Plum pox virus quarantine in southwest Michigan
March 27, 2007 - Author: Mira Danilovich and Bill Shane, District Fruit Educators
Editor’s note: This article is from the archives of the MSU Crop Advisory Team Alerts. Check the label of any pesticide referenced to ensure your use is included.
In July 2006, plum pox virus (PPV) was detected in a plum tree sampled at the Southwest Michigan Research and Extension Center (SWMREC) in Benton Harbor, Michigan. The Michigan Department of Agriculture (MDA) has worked very intensively since that time to test the Prunus trees at risk at this and other Michigan locations. After testing more than 50,000 samples in late summer, no new “positives” were found in Michigan.
PPV is a serious disease of stone fruit that can cause significant yield and quality loss. PPV has been the most significant disease of stone fruit in Europe for many decades and was detected for the first time in Pennsylvania in 1999 and Ontario in 2000 and in New York and Michigan in 2006.
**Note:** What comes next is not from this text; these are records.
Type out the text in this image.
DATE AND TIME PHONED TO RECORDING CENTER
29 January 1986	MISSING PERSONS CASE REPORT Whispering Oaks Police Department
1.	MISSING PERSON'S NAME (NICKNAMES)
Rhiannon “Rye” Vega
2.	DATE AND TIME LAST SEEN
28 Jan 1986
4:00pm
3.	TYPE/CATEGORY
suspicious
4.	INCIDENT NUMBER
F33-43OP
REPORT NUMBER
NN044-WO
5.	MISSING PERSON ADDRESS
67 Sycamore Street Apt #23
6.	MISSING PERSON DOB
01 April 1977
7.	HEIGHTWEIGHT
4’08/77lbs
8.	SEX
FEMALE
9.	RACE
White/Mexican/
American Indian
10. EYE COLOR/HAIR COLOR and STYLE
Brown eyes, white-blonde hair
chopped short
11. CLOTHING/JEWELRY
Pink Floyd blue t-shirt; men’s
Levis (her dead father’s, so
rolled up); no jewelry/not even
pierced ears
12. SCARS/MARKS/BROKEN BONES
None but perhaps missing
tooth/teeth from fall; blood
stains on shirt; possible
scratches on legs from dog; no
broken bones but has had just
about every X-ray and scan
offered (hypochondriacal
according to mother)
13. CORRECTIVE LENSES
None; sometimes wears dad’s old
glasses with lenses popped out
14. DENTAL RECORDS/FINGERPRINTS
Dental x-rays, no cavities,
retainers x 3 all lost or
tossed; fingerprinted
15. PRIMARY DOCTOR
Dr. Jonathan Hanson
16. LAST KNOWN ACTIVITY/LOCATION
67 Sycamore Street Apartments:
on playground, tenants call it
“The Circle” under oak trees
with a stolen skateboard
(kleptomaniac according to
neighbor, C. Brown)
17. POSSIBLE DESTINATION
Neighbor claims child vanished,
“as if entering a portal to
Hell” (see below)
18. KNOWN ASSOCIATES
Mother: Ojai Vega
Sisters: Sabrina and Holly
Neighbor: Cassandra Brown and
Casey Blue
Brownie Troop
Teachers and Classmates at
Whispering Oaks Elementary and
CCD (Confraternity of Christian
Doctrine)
In August of 2006, the USDA issued an Emergency Action Notification (EAN) to all landowners with commercial orchards identified within one mile of the infected tree. The EAN notified landowners that they may not move propagative materials from PPV susceptible plants off their properties.
On March 12, 2007, the MDA issued a PPV Quarantine, signed by MDA director Mitch Irwin, which extends beyond the scope of the EAN. Under the provisions of the PPV Quarantine, all plant material such as nursery stock trees, seedlings, rootstocks, scions, budwood, branches, twigs and leaves, except for the seeds and fruit of Prunus species susceptible to PPV Dideron strain (strain D), are “regulated articles.” Movement and sale of fruit free of any leaves and branches is exempt from the quarantine regulations.
susceptible to PPV-D strain include types grown for fruit production
and for ornamental uses. Fruit-bearing species susceptible to PPV-D
include peaches, nectarines, all species of plums: European (P. domestica), American wild plum (P. americana), Japanese plum (P. salicina), Myrobalan or cherry plum (P. cerasifera), apricot and almond.
Ornamental species susceptible to PPV-D include flowering almond (P. glandulosa), Myrobalan plum/cherry plum (P. cerasifera), purple-leaf plum (P. cerasifera “Atropurpurea), black thorn, sloe (P. spinosa), flowering plum (P. triloba), flowering peach, purple-leaf peach (P. persica), sand cherry (P. pumila), Japanese flowering cherry, Kwanzan cherry (P. serrulata), Nanking cherry, Hansen’s bush cherry (P. tomentosa), and purple-leaf sand cherry (P.x cistena).
The quarantine consists of an inner quarantine zone of approximately two-mile radius (see below for description) and a larger nursery stock regulated area of 7.15 mile (11.5 km) radius around the positive PPV-site. Movement of restricted Prunus material within or to outside the quarantine zone is prohibited. Regulated material may not be planted in the Quarantine area. Regulated species of nursery stock originating from or growing within the quarantine zone or nursery stock regulated area cannot be used as a source of propagative material (either rootstock or scion or seed) unless it is grown under a compliance agreement issued by the Director of the MDA.
The quarantine may be cancelled when sampling of all susceptible fruit bearing and ornamental trees in the quarantine zone is negative for PPV for three consecutive years.
Neither the EAN nor the MDA quarantine will hinder the harvest and sale of fruit in this area since PPV is not transmitted through the fruit or the seed. The plum pox virus poses no human health risk. The MDA plans to resample all regulated varieties in the 7.15 radius zone and additional targeted locations in 2007.
PPV Quarantine area boundary (see map)
The current PPV quarantine area is in Berrien County in southwest Michigan. It includes parts of Benton, Bainbridge, Sodus and Pipestone townships. It is outlined starting at the intersection of Britain Avenue and Benton Center Road in Benton Twp.; south side along the Benton Center Road to Meadowbrook Road; continuing west to Yore Avenue; than south on Yore Avenue to Snyder Road in Sodus Twp.; than east along a line formed by Snyder and Union Roads to Britain Avenue; than west to the starting point.